We got off the train and headed forward toward the exit.
When we entered the lobby, my phone vibrated. Win sent the following text:
BRING TERESE TO THE PENTHOUSE. THEN GO TO ROOM 118.
ALONE.
The two seconds later, Win added:
PLEASE REFRAIN FROM TEXTING BACK SOME WITTY ALBEIT HOMOPHOBIC COMEBACK VIS-À-VIS THE “ALONE” COMMENT.
Win was the only person I knew who was more verbose in texts than in person. I took Terese up to the penthouse. There was a laptop with Internet access. I pointed to it. “Maybe you can start digging into this Save the Angels charity.”
“Where are you going?” she asked.
“Downstairs. Win wants to talk to me.”
“I can’t go?”
“He said alone.”
“I’m not really sure I like that idea,” Terese said.
“Neither am I, but I find it’s better not to question him.”
“How crazy is he?”
“Win is sane. He is just overly rational. He sees things in black and white.” Then I added: “He tends to be more of an ends-justify-means sort of guy.”
“His means can be pretty extreme,” she said.
“Yes.”
“I remember that from when I helped you find that donor.”
I said nothing.
“Win isn’t trying to spare my feelings, is he?”

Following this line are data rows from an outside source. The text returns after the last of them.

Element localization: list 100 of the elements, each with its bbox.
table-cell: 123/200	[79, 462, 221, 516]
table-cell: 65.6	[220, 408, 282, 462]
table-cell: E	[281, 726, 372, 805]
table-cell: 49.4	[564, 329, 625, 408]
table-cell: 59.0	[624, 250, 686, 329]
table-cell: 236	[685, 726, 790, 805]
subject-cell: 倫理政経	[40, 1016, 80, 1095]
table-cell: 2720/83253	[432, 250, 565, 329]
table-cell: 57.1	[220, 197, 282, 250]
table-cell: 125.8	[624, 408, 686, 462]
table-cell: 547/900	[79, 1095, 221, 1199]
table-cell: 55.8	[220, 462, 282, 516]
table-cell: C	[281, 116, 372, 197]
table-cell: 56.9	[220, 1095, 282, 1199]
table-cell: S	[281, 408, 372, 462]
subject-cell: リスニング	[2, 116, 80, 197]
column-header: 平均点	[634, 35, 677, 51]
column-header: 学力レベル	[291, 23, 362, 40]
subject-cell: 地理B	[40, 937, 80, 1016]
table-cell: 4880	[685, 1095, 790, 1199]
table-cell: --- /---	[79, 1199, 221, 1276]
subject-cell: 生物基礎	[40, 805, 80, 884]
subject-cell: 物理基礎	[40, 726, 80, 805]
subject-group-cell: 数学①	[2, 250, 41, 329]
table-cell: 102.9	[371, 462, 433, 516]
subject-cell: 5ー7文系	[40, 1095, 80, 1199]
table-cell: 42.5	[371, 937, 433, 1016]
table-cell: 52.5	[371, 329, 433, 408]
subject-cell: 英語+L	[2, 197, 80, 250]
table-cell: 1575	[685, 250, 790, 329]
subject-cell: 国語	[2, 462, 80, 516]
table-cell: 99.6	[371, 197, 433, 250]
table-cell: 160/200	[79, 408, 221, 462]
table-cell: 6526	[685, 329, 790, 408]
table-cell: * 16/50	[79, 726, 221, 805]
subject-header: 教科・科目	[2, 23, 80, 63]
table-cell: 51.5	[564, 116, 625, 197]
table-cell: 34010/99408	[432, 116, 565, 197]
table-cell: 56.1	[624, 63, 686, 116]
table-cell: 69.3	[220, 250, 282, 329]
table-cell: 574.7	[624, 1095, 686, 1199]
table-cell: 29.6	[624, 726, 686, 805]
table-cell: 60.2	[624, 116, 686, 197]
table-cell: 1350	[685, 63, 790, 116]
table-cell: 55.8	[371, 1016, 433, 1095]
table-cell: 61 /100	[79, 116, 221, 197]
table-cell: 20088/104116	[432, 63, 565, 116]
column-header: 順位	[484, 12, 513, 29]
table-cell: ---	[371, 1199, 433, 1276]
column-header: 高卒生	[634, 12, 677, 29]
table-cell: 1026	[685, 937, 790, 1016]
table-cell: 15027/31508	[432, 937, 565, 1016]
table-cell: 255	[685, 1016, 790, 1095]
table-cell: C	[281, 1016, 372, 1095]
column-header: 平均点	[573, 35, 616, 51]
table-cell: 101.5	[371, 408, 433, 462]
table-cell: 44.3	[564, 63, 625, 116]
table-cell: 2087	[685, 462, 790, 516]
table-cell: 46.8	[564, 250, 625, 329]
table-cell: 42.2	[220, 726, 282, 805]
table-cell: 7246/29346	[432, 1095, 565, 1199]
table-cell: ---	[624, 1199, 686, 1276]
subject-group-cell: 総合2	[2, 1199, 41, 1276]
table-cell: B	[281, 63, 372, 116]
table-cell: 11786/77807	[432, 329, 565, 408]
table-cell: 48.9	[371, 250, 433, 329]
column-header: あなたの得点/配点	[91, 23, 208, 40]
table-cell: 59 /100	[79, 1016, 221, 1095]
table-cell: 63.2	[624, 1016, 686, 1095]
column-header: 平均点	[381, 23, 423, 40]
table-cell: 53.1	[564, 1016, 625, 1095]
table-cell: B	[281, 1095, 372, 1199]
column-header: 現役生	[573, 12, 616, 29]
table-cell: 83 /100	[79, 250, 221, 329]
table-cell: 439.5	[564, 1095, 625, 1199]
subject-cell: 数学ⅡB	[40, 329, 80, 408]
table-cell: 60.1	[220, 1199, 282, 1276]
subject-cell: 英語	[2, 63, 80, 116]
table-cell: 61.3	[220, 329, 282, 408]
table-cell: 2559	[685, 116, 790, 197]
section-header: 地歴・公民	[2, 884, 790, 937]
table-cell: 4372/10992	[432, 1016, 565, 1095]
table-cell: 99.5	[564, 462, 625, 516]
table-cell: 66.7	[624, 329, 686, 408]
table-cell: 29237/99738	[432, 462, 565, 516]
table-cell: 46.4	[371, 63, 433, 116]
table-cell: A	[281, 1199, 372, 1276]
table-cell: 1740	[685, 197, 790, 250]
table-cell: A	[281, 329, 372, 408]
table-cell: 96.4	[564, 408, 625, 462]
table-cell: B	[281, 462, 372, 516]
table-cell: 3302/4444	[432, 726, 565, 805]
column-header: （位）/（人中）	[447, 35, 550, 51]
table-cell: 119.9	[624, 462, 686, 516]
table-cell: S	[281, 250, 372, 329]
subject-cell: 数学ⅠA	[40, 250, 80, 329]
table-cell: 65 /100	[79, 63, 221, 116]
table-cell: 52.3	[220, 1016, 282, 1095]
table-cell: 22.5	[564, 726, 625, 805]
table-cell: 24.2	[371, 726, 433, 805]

“Win and sparing a woman’s feelings,” I said, making a scale with my hands. “I don’t think that’s a factor.”
“You better go.”
“Yep.”
“Will you tell me what happens?”
“Probably not. If Win wants to keep something from you, it’s for the best. You have to trust that, I guess.”
She nodded and stood. “I’m going to wash up and then hit the Internet.”
“Okay.”
She started for the bedroom. I reached for the door to the corridor.
“Myron?”
I turned toward her. She stood facing me full. She was beautiful and vulnerable and strong and she stood like she was readying to take a blow and I wanted to jump in the way and protect her.
“What?” I asked.
“I love you,” Terese said.
She said it just like that. Facing me full, beautiful and vulnerable and strong. Something in my chest rose and took flight. I stood there, frozen, the gift of speech temporarily taken away from me.